If detection is mostly reliable, tracking is difficult, and the speed is high, then interception is going to be almost impossible. For ballistic missiles we're talking about M > 10 flight. For any type of gun-system, we have to detect the incoming projectile at range, track it even if it's maneuvering, and both pinpoint the location and actuate the gun system with enough accuracy to get a hit. Although high speed projectiles or lasers will reduce the need for predicting the flight-path, the real issue is still going to be tracking a high speed low-observable warhead at sufficient range to shoot it while it's in the weapon's effective envelope. That time will get shorter and shorter against faster warheads. The accuracy of the system will be hard-pushed by low-observable to generate a good track at range while the guns will be hard-pressed to aim at shorter ranges where angular velocities will be higher.
The thing that's going to allow us to get out of the stealth vs detection engineering/technology cat & mouse game is a rarely (if ever) employed implementation of radar that uses wavelengths on the order of the vehicle being searched for. Once the wavelength size is about the size of the object, nothing is invisible to radar. The trouble is that this method can't produce sufficiently accurate information for interception.

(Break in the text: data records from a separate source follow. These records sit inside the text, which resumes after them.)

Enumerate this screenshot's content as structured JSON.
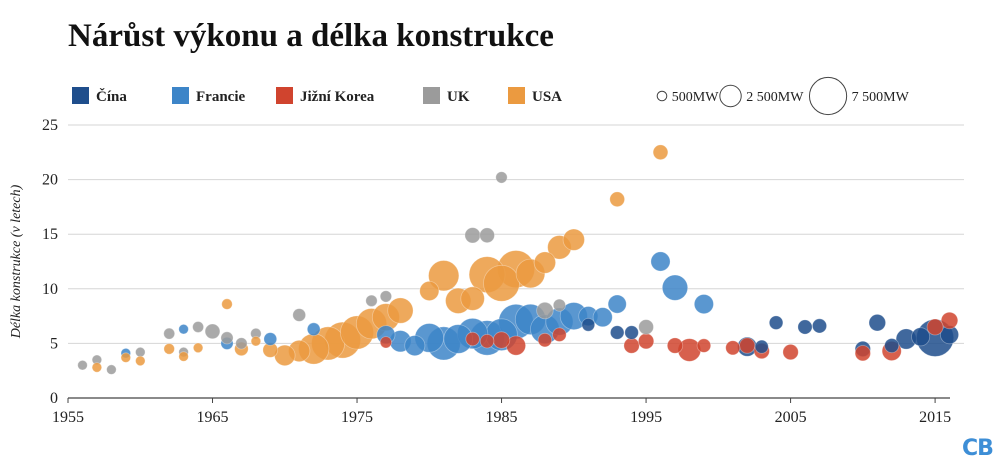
{
  "chart_data": {
    "type": "scatter",
    "title": "Nárůst výkonu a délka konstrukce",
    "xlabel": "",
    "ylabel": "Délka konstrukce (v letech)",
    "xlim": [
      1955,
      2017
    ],
    "ylim": [
      0,
      25
    ],
    "x_ticks": [
      1955,
      1965,
      1975,
      1985,
      1995,
      2005,
      2015
    ],
    "y_ticks": [
      0,
      5,
      10,
      15,
      20,
      25
    ],
    "grid": "horizontal",
    "legend_position": "top",
    "series": [
      {
        "name": "Čína",
        "color": "#1f4e8c",
        "points": [
          [
            1991,
            6.7,
            900
          ],
          [
            1993,
            6.0,
            1000
          ],
          [
            1994,
            6.0,
            1000
          ],
          [
            2002,
            4.7,
            2000
          ],
          [
            2003,
            4.7,
            950
          ],
          [
            2004,
            6.9,
            1000
          ],
          [
            2006,
            6.5,
            1100
          ],
          [
            2007,
            6.6,
            1100
          ],
          [
            2010,
            4.5,
            1300
          ],
          [
            2011,
            6.9,
            1500
          ],
          [
            2012,
            4.8,
            1100
          ],
          [
            2013,
            5.4,
            2200
          ],
          [
            2014,
            5.6,
            1800
          ],
          [
            2015,
            5.5,
            7500
          ],
          [
            2016,
            5.8,
            1800
          ]
        ]
      },
      {
        "name": "Francie",
        "color": "#3d85c8",
        "points": [
          [
            1959,
            4.1,
            500
          ],
          [
            1963,
            6.3,
            500
          ],
          [
            1966,
            5.0,
            800
          ],
          [
            1969,
            5.4,
            900
          ],
          [
            1972,
            6.3,
            900
          ],
          [
            1977,
            5.8,
            1800
          ],
          [
            1978,
            5.2,
            2500
          ],
          [
            1979,
            4.8,
            2200
          ],
          [
            1980,
            5.5,
            4500
          ],
          [
            1981,
            5.0,
            6000
          ],
          [
            1982,
            5.4,
            4500
          ],
          [
            1983,
            5.9,
            5000
          ],
          [
            1984,
            5.5,
            6500
          ],
          [
            1985,
            5.8,
            5500
          ],
          [
            1986,
            7.0,
            6500
          ],
          [
            1987,
            7.2,
            5000
          ],
          [
            1988,
            6.3,
            4500
          ],
          [
            1989,
            7.0,
            4000
          ],
          [
            1990,
            7.5,
            4000
          ],
          [
            1991,
            7.5,
            2000
          ],
          [
            1992,
            7.4,
            2000
          ],
          [
            1993,
            8.6,
            1800
          ],
          [
            1996,
            12.5,
            2000
          ],
          [
            1997,
            10.1,
            3500
          ],
          [
            1999,
            8.6,
            2000
          ]
        ]
      },
      {
        "name": "Jižní Korea",
        "color": "#d0442e",
        "points": [
          [
            1977,
            5.1,
            700
          ],
          [
            1983,
            5.4,
            1000
          ],
          [
            1984,
            5.2,
            1000
          ],
          [
            1985,
            5.3,
            1500
          ],
          [
            1986,
            4.8,
            2000
          ],
          [
            1988,
            5.3,
            1000
          ],
          [
            1989,
            5.8,
            1000
          ],
          [
            1994,
            4.8,
            1300
          ],
          [
            1995,
            5.2,
            1300
          ],
          [
            1997,
            4.8,
            1300
          ],
          [
            1998,
            4.4,
            2800
          ],
          [
            1999,
            4.8,
            1000
          ],
          [
            2001,
            4.6,
            1100
          ],
          [
            2002,
            4.8,
            1300
          ],
          [
            2003,
            4.3,
            1300
          ],
          [
            2005,
            4.2,
            1300
          ],
          [
            2010,
            4.1,
            1300
          ],
          [
            2012,
            4.3,
            2000
          ],
          [
            2015,
            6.5,
            1400
          ],
          [
            2016,
            7.1,
            1500
          ]
        ]
      },
      {
        "name": "UK",
        "color": "#9b9b9b",
        "points": [
          [
            1956,
            3.0,
            500
          ],
          [
            1957,
            3.5,
            500
          ],
          [
            1958,
            2.6,
            500
          ],
          [
            1960,
            4.2,
            500
          ],
          [
            1962,
            5.9,
            650
          ],
          [
            1963,
            4.2,
            500
          ],
          [
            1964,
            6.5,
            650
          ],
          [
            1965,
            6.1,
            1200
          ],
          [
            1966,
            5.5,
            800
          ],
          [
            1967,
            5.0,
            700
          ],
          [
            1968,
            5.9,
            600
          ],
          [
            1971,
            7.6,
            900
          ],
          [
            1976,
            8.9,
            700
          ],
          [
            1977,
            9.3,
            700
          ],
          [
            1983,
            14.9,
            1300
          ],
          [
            1984,
            14.9,
            1200
          ],
          [
            1985,
            20.2,
            700
          ],
          [
            1988,
            8.0,
            1500
          ],
          [
            1989,
            8.5,
            800
          ],
          [
            1995,
            6.5,
            1200
          ]
        ]
      },
      {
        "name": "USA",
        "color": "#eb9a40",
        "points": [
          [
            1957,
            2.8,
            500
          ],
          [
            1959,
            3.7,
            500
          ],
          [
            1960,
            3.4,
            500
          ],
          [
            1962,
            4.5,
            600
          ],
          [
            1963,
            3.8,
            500
          ],
          [
            1964,
            4.6,
            500
          ],
          [
            1966,
            8.6,
            600
          ],
          [
            1967,
            4.5,
            1000
          ],
          [
            1968,
            5.2,
            500
          ],
          [
            1969,
            4.4,
            1200
          ],
          [
            1970,
            3.9,
            2300
          ],
          [
            1971,
            4.3,
            2500
          ],
          [
            1972,
            4.5,
            5000
          ],
          [
            1973,
            5.0,
            6000
          ],
          [
            1974,
            5.3,
            7000
          ],
          [
            1975,
            6.0,
            6000
          ],
          [
            1976,
            6.8,
            5000
          ],
          [
            1977,
            7.4,
            4000
          ],
          [
            1978,
            8.0,
            3500
          ],
          [
            1980,
            9.8,
            2000
          ],
          [
            1981,
            11.2,
            5000
          ],
          [
            1982,
            8.9,
            3500
          ],
          [
            1983,
            9.1,
            3000
          ],
          [
            1984,
            11.3,
            7000
          ],
          [
            1985,
            10.5,
            7000
          ],
          [
            1986,
            11.8,
            7500
          ],
          [
            1987,
            11.4,
            4500
          ],
          [
            1988,
            12.4,
            2500
          ],
          [
            1989,
            13.8,
            3000
          ],
          [
            1990,
            14.5,
            2500
          ],
          [
            1993,
            18.2,
            1200
          ],
          [
            1996,
            22.5,
            1200
          ]
        ]
      }
    ],
    "size_legend": [
      {
        "value": 500,
        "label": "500MW"
      },
      {
        "value": 2500,
        "label": "2 500MW"
      },
      {
        "value": 7500,
        "label": "7 500MW"
      }
    ]
  },
  "logo_text": "CB"
}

However, once the general area of the target is known, it would be easily possible to get an interception vehicle within the vicinity of the flight path. Tracking at closer ranges affords more detection options and better accuracy. If we're going to do an intercept against supersonic and hypersonic targets with low-observable technology, it's going to take everything available when it comes to accuracy. We'll have to push really push sensor designs and squeeze out a lot better kinetic performance from the rockets.
I'm expecting a combination of stealth compromising radar, less easily defeated illumination technologies, and high performance intercept vehicles with robust sensor design working in tandem with ship-based high-power painting or even coordination with UAV's.
Even if it's not missile saturation attacks from long ranges (where at least we can detect the launches due to boost motor signature) there's still the issue of the inevitable stealth aircraft penetrating defenses and launching a saturation attack at short range. The aircraft would effectively be an efficient cruise stage for a package of small missiles that only need to boost for a supersonic dash into the target. Small missiles with relatively large warheads and little warning for intercept. In terms of aircraft and missile weight (and cost) it would be very effective.
Look at it this way, we can talk all day about how to protect open-water naval ships from saturation attacks with low-observable warheads, and it will usually work out okay if we start packing enough detection and interception firepower in the correctly sized area (most anti-ship missiles designed for saturation will communicate with each other and prioritize targets), but compare how much that will cost and how much hardware we will have dedicated just to giving us the ability to sit on the surface compared to making higher value targets (ahem, giant carriers that are already nuclear powered and will always and forever more be easy to target) less vulnerable to begin with. If we can put 100m of water in between us and ASBM's, that's a lot better margin for survival than if the interception vessels take hits and suddenly it's a defenseless carrier vs. ASBM saturation attack.